The REAL question
Marian and I were talking about AI music the other day. I resisted trying it for a while, though I was using MidJourney for text-to-image generation and its creations were astonishing. I could put music I wrote, played and produced into these still images, and later with videos using Neural Frames, but I was reluctant to hand these musical roles over to AI. Then I began to hear about Suno from well-respected songwriters, publishers and engineers – people I trusted the most for quality and creativity. Were they converts? Put aside the big glaring rights-fight about the harvested parts – they are used to “produce” the mind-blowing tracks Suno puts together with in-depth prompting from the user.
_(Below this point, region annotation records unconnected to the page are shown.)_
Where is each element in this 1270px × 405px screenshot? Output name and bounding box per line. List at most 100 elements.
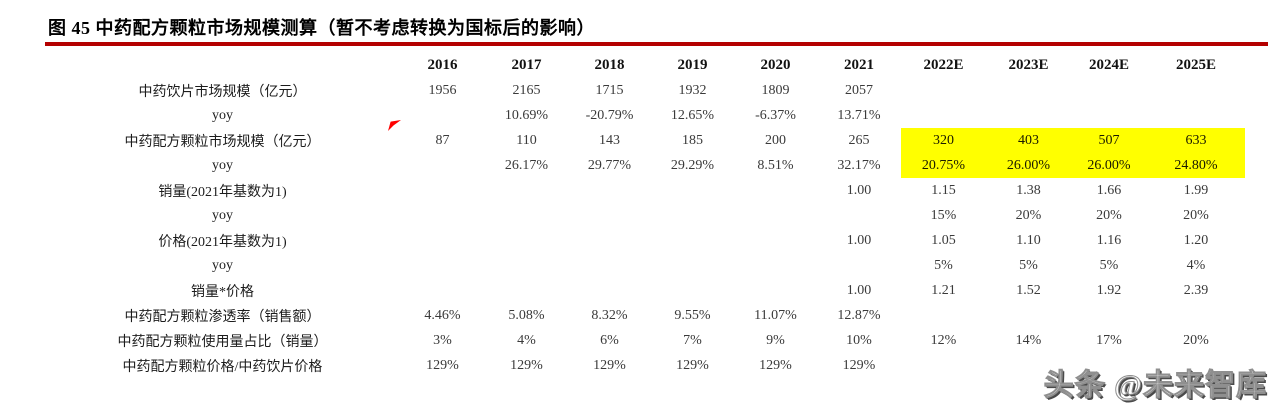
row-label: 中药饮片市场规模（亿元） <box>138 84 307 100</box>
table-cell: 1.66 <box>1096 182 1122 198</box>
table-cell <box>986 78 1071 103</box>
table-cell: 20.75% <box>901 153 986 178</box>
table-row: 价格(2021年基数为1) 1.00 1.05 1.10 1.16 1.20 <box>45 228 1245 253</box>
table-cell <box>1147 303 1245 328</box>
table-cell: 11.07% <box>754 307 797 323</box>
table-cell <box>485 278 568 303</box>
row-label: 中药配方颗粒价格/中药饮片价格 <box>122 359 323 375</box>
table-cell: 5% <box>1019 257 1038 273</box>
table-cell: 20% <box>1015 207 1042 223</box>
year-column-header: 2021 <box>844 57 874 73</box>
table-cell: 2.39 <box>1183 282 1209 298</box>
table-cell: 1715 <box>595 82 624 98</box>
table-cell: 1.99 <box>1183 182 1209 198</box>
table-cell: 1.38 <box>1016 182 1041 198</box>
table-cell: 9% <box>766 332 785 348</box>
table-cell: 12.87% <box>837 307 881 323</box>
row-label: yoy <box>212 157 233 173</box>
watermark-toutiao: 头条 @未来智库 <box>1043 369 1267 403</box>
table-cell <box>651 203 734 228</box>
table-cell: 1.92 <box>1096 282 1122 298</box>
table-cell: 110 <box>516 132 537 148</box>
table-cell: -6.37% <box>755 107 796 123</box>
table-cell: 185 <box>682 132 703 148</box>
year-column-header: 2019 <box>677 57 708 73</box>
table-cell: 87 <box>435 132 450 148</box>
table-row: yoy 26.17% 29.77% 29.29% 8.51% 32.17% 20.75% 26… <box>45 153 1245 178</box>
year-column-header: 2017 <box>511 57 542 73</box>
table-cell: 1932 <box>678 82 707 98</box>
table-cell <box>400 253 485 278</box>
table-cell <box>568 203 651 228</box>
row-label: yoy <box>212 107 233 123</box>
table-cell: 403 <box>986 128 1071 153</box>
year-column-header: 2016 <box>427 57 458 73</box>
table-row: 中药配方颗粒使用量占比（销量） 3% 4% 6% 7% 9% 10% 12% 14% 17% 20% <box>45 328 1245 353</box>
title-underline-rule <box>45 42 1268 46</box>
row-label: 价格(2021年基数为1) <box>158 234 287 250</box>
table-cell <box>1147 103 1245 128</box>
table-cell: 26.00% <box>986 153 1071 178</box>
table-row: 中药配方颗粒价格/中药饮片价格 129% 129% 129% 129% 129% 129% <box>45 353 1245 378</box>
table-cell: 129% <box>510 357 543 373</box>
table-cell: 129% <box>426 357 459 373</box>
table-cell: 265 <box>848 132 870 148</box>
table-cell: 129% <box>676 357 709 373</box>
table-cell <box>485 228 568 253</box>
table-cell <box>651 178 734 203</box>
table-cell: 1.10 <box>1016 232 1041 248</box>
row-label: 中药配方颗粒市场规模（亿元） <box>124 134 321 150</box>
table-cell <box>1071 78 1147 103</box>
table-cell: 7% <box>683 332 702 348</box>
year-column-header: 2018 <box>594 57 625 73</box>
figure-title: 图 45 中药配方颗粒市场规模测算（暂不考虑转换为国标后的影响） <box>48 18 595 38</box>
table-cell: 129% <box>842 357 876 373</box>
table-cell: 129% <box>593 357 626 373</box>
table-cell <box>400 278 485 303</box>
table-cell <box>734 228 817 253</box>
year-column-header: 2024E <box>1088 57 1129 73</box>
table-cell: 1.00 <box>846 232 872 248</box>
table-row: yoy 5% 5% 5% 4% <box>45 253 1245 278</box>
table-cell: -20.79% <box>585 107 634 123</box>
table-cell <box>400 178 485 203</box>
table-cell <box>568 178 651 203</box>
table-cell: 32.17% <box>837 157 881 173</box>
table-cell: 26.00% <box>1071 153 1147 178</box>
table-body: 中药饮片市场规模（亿元） 1956 2165 1715 1932 1809 2057 yoy 1… <box>45 78 1245 378</box>
table-cell: 320 <box>901 128 986 153</box>
table-cell: 4.46% <box>424 307 461 323</box>
table-cell <box>901 353 986 378</box>
table-cell: 1.00 <box>846 282 872 298</box>
table-cell: 143 <box>599 132 620 148</box>
table-cell: 17% <box>1096 332 1122 348</box>
table-cell: 5% <box>934 257 953 273</box>
table-cell <box>651 278 734 303</box>
row-label: yoy <box>212 207 233 223</box>
table-cell: 15% <box>930 207 957 223</box>
header-spacer <box>45 53 400 78</box>
table-cell: 1809 <box>761 82 790 98</box>
year-column-header: 2020 <box>760 57 791 73</box>
table-cell <box>400 203 485 228</box>
table-cell: 5.08% <box>508 307 545 323</box>
table-cell: 13.71% <box>837 107 881 123</box>
table-cell <box>568 278 651 303</box>
table-cell <box>901 103 986 128</box>
table-cell: 1.52 <box>1016 282 1041 298</box>
table-header-row: 2016 2017 2018 2019 2020 2021 2022E 2023E 2024E 2… <box>45 53 1245 78</box>
table-cell: 1.16 <box>1096 232 1122 248</box>
table-cell: 633 <box>1147 128 1245 153</box>
table-cell: 2057 <box>845 82 873 98</box>
table-cell <box>651 253 734 278</box>
table-cell <box>1147 78 1245 103</box>
table-cell: 1.20 <box>1183 232 1209 248</box>
table-cell <box>568 228 651 253</box>
table-cell: 2165 <box>512 82 541 98</box>
table-cell <box>817 203 901 228</box>
table-cell: 1.15 <box>931 182 956 198</box>
table-cell: 4% <box>517 332 536 348</box>
year-column-header: 2023E <box>1008 57 1049 73</box>
table-cell <box>485 203 568 228</box>
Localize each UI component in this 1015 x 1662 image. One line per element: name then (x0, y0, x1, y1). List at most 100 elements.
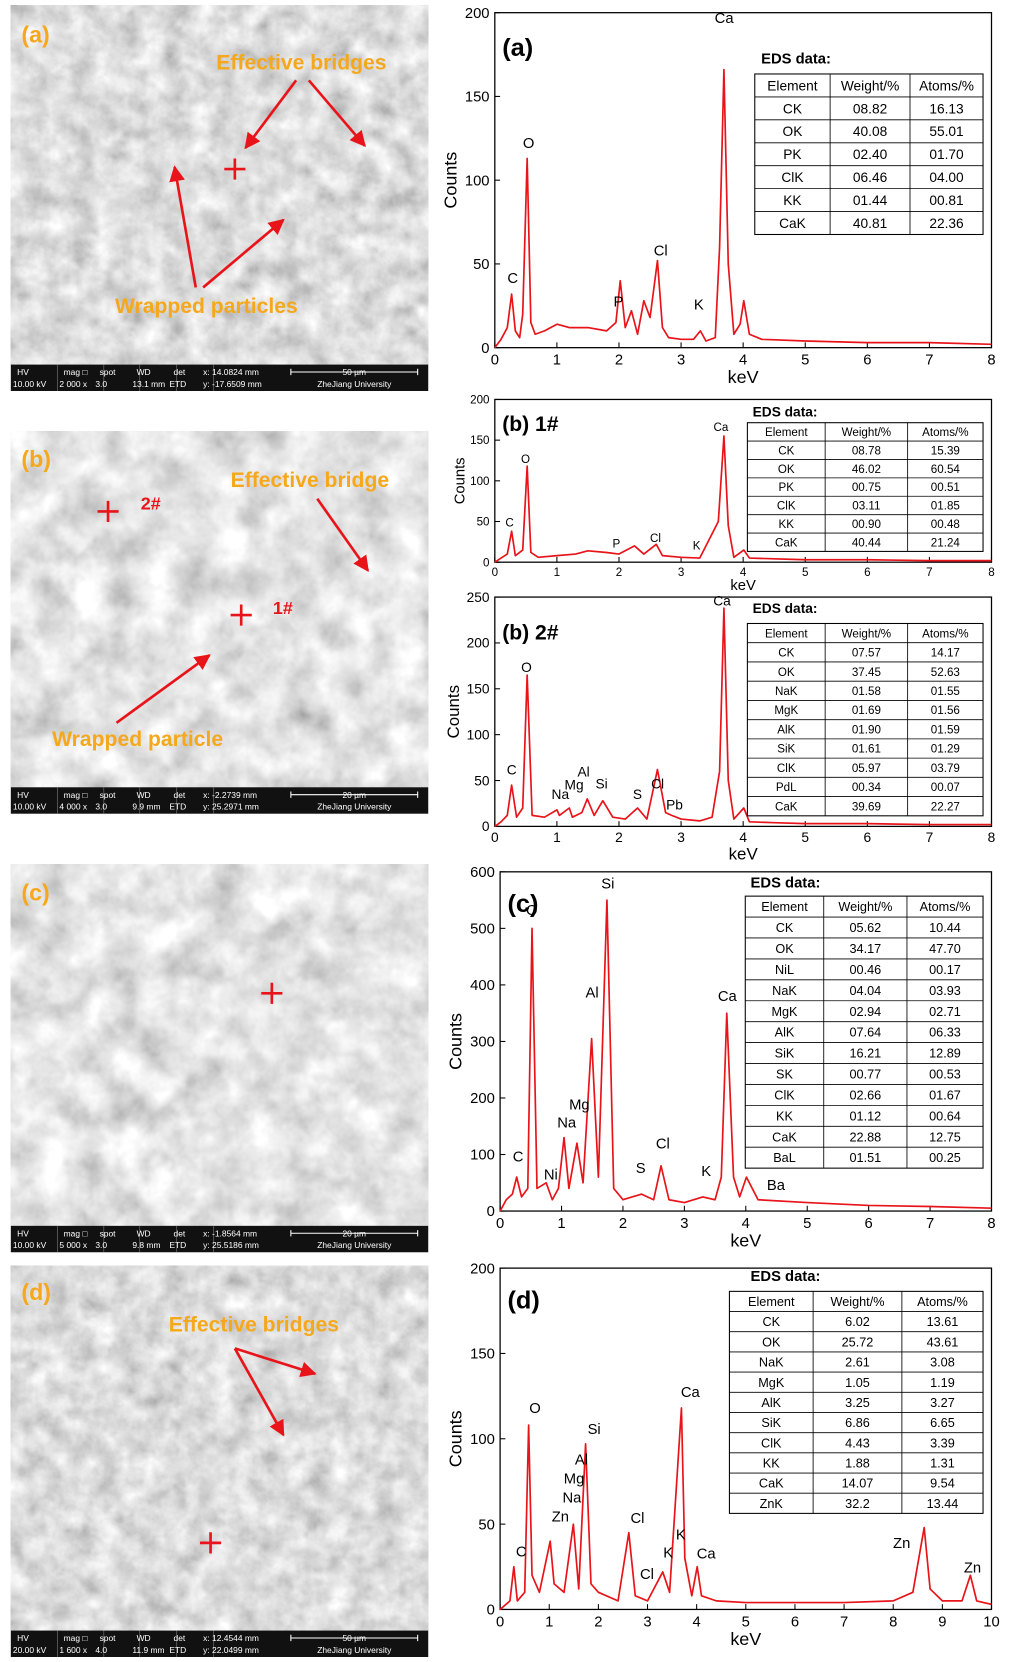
table-cell: 01.55 (931, 685, 960, 698)
y-tick-label: 0 (481, 341, 489, 357)
table-cell: 02.71 (929, 1005, 961, 1019)
table-cell: AlK (777, 723, 795, 736)
x-tick-label: 4 (739, 830, 747, 845)
table-cell: 00.77 (849, 1068, 881, 1082)
info-header: det (174, 1633, 186, 1643)
lab-name: ZheJiang University (317, 801, 392, 811)
table-cell: 60.54 (931, 463, 961, 476)
info-value: 10.00 kV (13, 801, 47, 811)
y-axis-label: Counts (444, 685, 463, 739)
table-header: Atoms/% (920, 900, 971, 914)
table-cell: 01.44 (853, 193, 888, 208)
y-tick-label: 200 (467, 636, 490, 651)
table-cell: 00.17 (929, 963, 961, 977)
table-cell: 03.79 (931, 762, 960, 775)
x-tick-label: 4 (693, 1614, 701, 1630)
peak-label: K (701, 1164, 711, 1180)
info-value: 9.9 mm (132, 801, 160, 811)
table-cell: 43.61 (927, 1335, 959, 1349)
x-tick-label: 2 (615, 353, 623, 369)
table-cell: 01.67 (929, 1088, 961, 1102)
y-axis-label: Counts (453, 457, 469, 504)
peak-label: K (694, 298, 704, 314)
table-cell: NaK (759, 1356, 784, 1370)
y-tick-label: 400 (470, 978, 495, 994)
info-header: mag □ (64, 1633, 88, 1643)
info-y: y: -17.6509 mm (203, 379, 262, 389)
x-tick-label: 6 (863, 353, 871, 369)
table-header: Element (748, 1295, 795, 1309)
table-cell: OK (778, 666, 795, 679)
table-cell: 39.69 (852, 800, 881, 813)
peak-label: Si (595, 776, 607, 791)
peak-label: Ca (713, 594, 731, 609)
info-x: x: 14.0824 mm (203, 367, 259, 377)
table-header: Atoms/% (917, 1295, 968, 1309)
peak-label: Zn (552, 1510, 569, 1526)
info-header: det (174, 367, 186, 377)
x-tick-label: 0 (492, 566, 498, 579)
table-cell: NiL (775, 963, 794, 977)
table-cell: OK (778, 463, 795, 476)
table-cell: 16.21 (849, 1047, 881, 1061)
table-cell: 2.61 (845, 1356, 870, 1370)
info-value: 10.00 kV (13, 1240, 47, 1250)
info-header: spot (100, 790, 117, 800)
table-title: EDS data: (761, 51, 831, 67)
y-tick-label: 50 (477, 516, 490, 529)
x-tick-label: 1 (557, 1216, 565, 1232)
info-y: y: 25.5186 mm (203, 1240, 259, 1250)
table-cell: 6.02 (845, 1315, 870, 1329)
table-cell: 01.61 (852, 743, 881, 756)
table-cell: 1.88 (845, 1456, 870, 1470)
x-tick-label: 6 (864, 566, 870, 579)
table-cell: KK (779, 518, 795, 531)
peak-label: S (633, 787, 642, 802)
peak-label: C (513, 1149, 524, 1165)
table-header: Weight/% (838, 900, 892, 914)
table-cell: OK (783, 124, 803, 139)
y-tick-label: 100 (465, 173, 490, 189)
peak-label: Ca (714, 421, 729, 434)
x-tick-label: 0 (491, 353, 499, 369)
x-tick-label: 0 (496, 1614, 504, 1630)
table-cell: SiK (775, 1047, 795, 1061)
table-cell: 47.70 (929, 942, 961, 956)
peak-label: Si (588, 1422, 601, 1438)
peak-label: Na (563, 1491, 583, 1507)
y-axis-label: Counts (446, 1013, 466, 1070)
table-cell: 22.36 (929, 216, 964, 231)
info-header: det (174, 790, 186, 800)
x-tick-label: 5 (803, 1216, 811, 1232)
table-title: EDS data: (751, 1269, 821, 1285)
info-header: WD (137, 1633, 151, 1643)
panel-label: (c) (21, 879, 49, 905)
table-cell: AlK (761, 1396, 781, 1410)
table-cell: NaK (775, 685, 798, 698)
table-cell: KK (763, 1456, 780, 1470)
x-axis-label: keV (729, 844, 759, 863)
chart-title: (b) 1# (502, 413, 559, 436)
table-cell: 00.51 (931, 481, 960, 494)
y-tick-label: 300 (470, 1035, 495, 1051)
x-tick-label: 8 (988, 830, 996, 845)
table-cell: OK (762, 1335, 781, 1349)
table-cell: NaK (772, 984, 797, 998)
info-header: spot (100, 1228, 117, 1238)
peak-label: P (612, 537, 620, 550)
y-axis-label: Counts (440, 152, 460, 209)
table-cell: 52.63 (931, 666, 960, 679)
table-cell: 03.11 (852, 500, 880, 513)
x-tick-label: 10 (983, 1614, 999, 1630)
x-axis-label: keV (730, 1231, 761, 1251)
peak-label: P (614, 294, 624, 310)
peak-label: K (663, 1546, 673, 1562)
table-cell: 00.25 (929, 1151, 961, 1165)
info-x: x: -2.2739 mm (203, 790, 257, 800)
x-tick-label: 8 (988, 566, 994, 579)
y-tick-label: 600 (470, 865, 495, 881)
info-header: WD (137, 1228, 151, 1238)
table-cell: 00.07 (931, 781, 960, 794)
info-y: y: 25.2971 mm (203, 801, 259, 811)
y-tick-label: 200 (470, 1261, 495, 1277)
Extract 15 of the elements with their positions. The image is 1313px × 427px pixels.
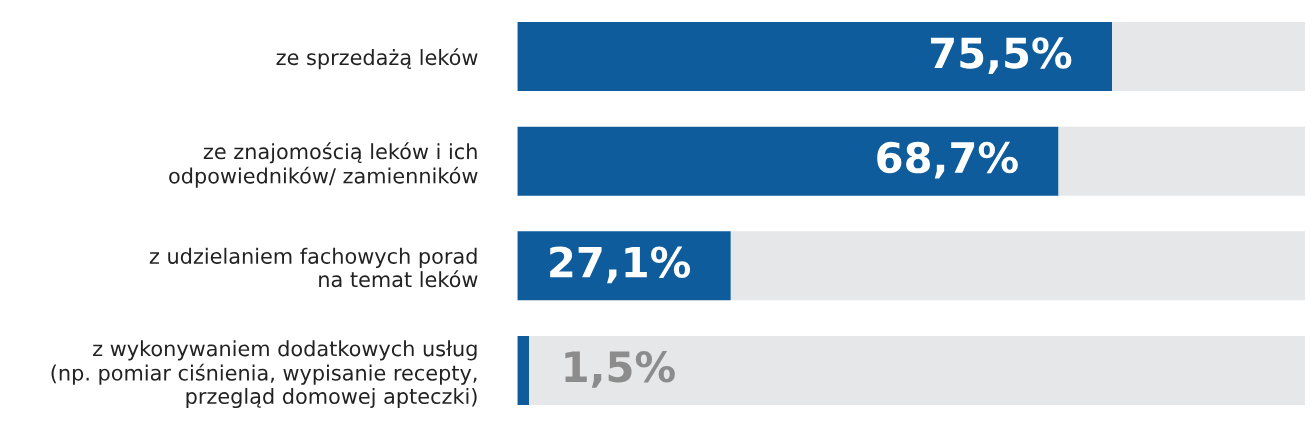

I’m sure my guitar has been used thousands of times. In fact, once my guitar has been recorded these days it becomes digital data that can be manipulated to the degree that it sounds nothing like my guitar. The sound is not human, though the real spirit and passion of the performance was/is human. But when you have an ingenious program that analyses prompts, audio and lyrics and then assembles songs and productions that rival commercial radio… well… listen to these two tracks – same song – “If I didn’t have you” – but the first is a guitar vocal (stripped down) and the second is a Suno version.
“If I Didn’t Have You” – work track Listen to this first!
“If I Didn’t Have You” – Suno version Then listen to this!
I prompted Suno to create a jazz ensemble with a male singer like Michael Buble (it won’t allow named artists prompting but will find a suitable sonic alternative). In all honesty, the production it came up with is very much what I would have aimed for as producer. And… it convinced me to try the same with other songs of mine that I felt were really good but needed a better production. You can listen to them on my Entrepy page.
Marian has always like the sound of squeaks and scraps that real guitars make, and natural un-tuned vocals, non-quantized drums and synths, etc. You know…humans.